Pertemuan Nasional Lingkungan Hidup (PNLH) yang kedua diadakan di Bandung pada bulan Mei 1983. Tempat pertemuan adalah Sekolah Calon Perwira (SECAPA) TNI-AD di jalan Hegarmanah. PIlihan instalasi tentara itu merupakan pilihan praktis karena tak banyak tempat di Bandung yang dapat menampung peserta PNLH sebanyak 300-400 orang. Pilihan yang tersedia hanya asrama haji (yang kemudian menjadi preferensi PNLH selanjutnya), atau barak tentara. Asrama Secapa dianggap lebih memenuhi syarat keamanan dan kenyaman, serta mudah diakses dari Kota Bandung. Tempatnya memang nyaman untuk ukuran Ornop. Konturnya naik-turun, dan pemandangannya bagus.

Tak urung, Anwar Fazal, sekretaris jenderal Lembaga Konsumen Internasional (IOCU), yang diundang sebagai pembicara tamu, agak terkejut. Dalam sambutannya ia mengatakan ini adalah pertemuan pertama di barak tentara yang pernah ia hadiri dalam karir panjangnya sebagai penggiat organisasi masyarakat sipil!

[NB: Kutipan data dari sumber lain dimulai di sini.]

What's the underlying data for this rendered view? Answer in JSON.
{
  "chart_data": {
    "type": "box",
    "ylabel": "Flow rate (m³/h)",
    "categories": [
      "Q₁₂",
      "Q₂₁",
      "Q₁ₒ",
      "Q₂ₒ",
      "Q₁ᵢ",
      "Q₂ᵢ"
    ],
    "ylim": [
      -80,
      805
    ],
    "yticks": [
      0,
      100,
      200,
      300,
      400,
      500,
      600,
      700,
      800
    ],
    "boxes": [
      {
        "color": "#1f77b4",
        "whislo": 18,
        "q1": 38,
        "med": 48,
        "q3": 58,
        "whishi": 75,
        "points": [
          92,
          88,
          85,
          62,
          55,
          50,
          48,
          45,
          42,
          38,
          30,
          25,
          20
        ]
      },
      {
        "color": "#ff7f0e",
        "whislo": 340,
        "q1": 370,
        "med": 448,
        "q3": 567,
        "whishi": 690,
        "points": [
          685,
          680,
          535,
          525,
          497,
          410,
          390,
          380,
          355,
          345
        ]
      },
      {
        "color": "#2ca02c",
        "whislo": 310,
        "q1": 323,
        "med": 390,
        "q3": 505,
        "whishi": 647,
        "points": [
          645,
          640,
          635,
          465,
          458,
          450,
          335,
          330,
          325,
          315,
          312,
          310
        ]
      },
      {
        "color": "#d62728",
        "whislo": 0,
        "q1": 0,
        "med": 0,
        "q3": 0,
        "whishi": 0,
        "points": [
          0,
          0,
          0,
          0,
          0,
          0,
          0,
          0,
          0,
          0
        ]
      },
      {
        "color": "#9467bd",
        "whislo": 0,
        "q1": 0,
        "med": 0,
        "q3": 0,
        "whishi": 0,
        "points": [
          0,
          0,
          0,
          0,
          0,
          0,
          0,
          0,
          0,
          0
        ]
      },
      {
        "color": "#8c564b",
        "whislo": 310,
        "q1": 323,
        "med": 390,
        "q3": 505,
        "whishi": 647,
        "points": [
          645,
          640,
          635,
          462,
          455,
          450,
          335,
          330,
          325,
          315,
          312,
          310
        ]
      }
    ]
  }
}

PNLH dihadiri oleh perwakilan Ornop dari berbagai daerah di seluruh Indonesia. Peserta terdiri dari perwakilan organisasi profesi, organisasi pencinta alam, dan Ornop pembangunan (ketika itu disebut Lembaga Pengembangan Swadaya Masyarakat/LPSM). Komposisi peserta, berdasarkan ingatan saya, yang paling banyak adalah Organisasi pencinta alam, kemudian diikuti oleh LPSM, dan terakhir organisasi profesi. Namun persiapan maupun agenda pertemuan didominasi oleh LPSM, terutama Ornop dari Jakarta dan Jawa.

Ada beberapa pembicara tamu yang diundang untuk bicara masalah Lingkungan Hidup global, maupun nasional. Yang saya ingat hanya Emil Salim dan Anwar Fazal. Mungkin ada pula yang diundang mewakili Pusat Studi Lingkungan Hidup di Universitas Padjadjaran dan Institut teknologi Bandung. Saya tak ingat lagi apakah Prof. Otto Sumarwoto dari Lembaga Ekologi Unpad, atau Prof. Hasan Purbo dari PSL ITB hadir dalam pertemuan itu. Namun tampaknya aneh bila ada pertemuan lingkungan hidup di Bandung tidak mengundang mereka berdua.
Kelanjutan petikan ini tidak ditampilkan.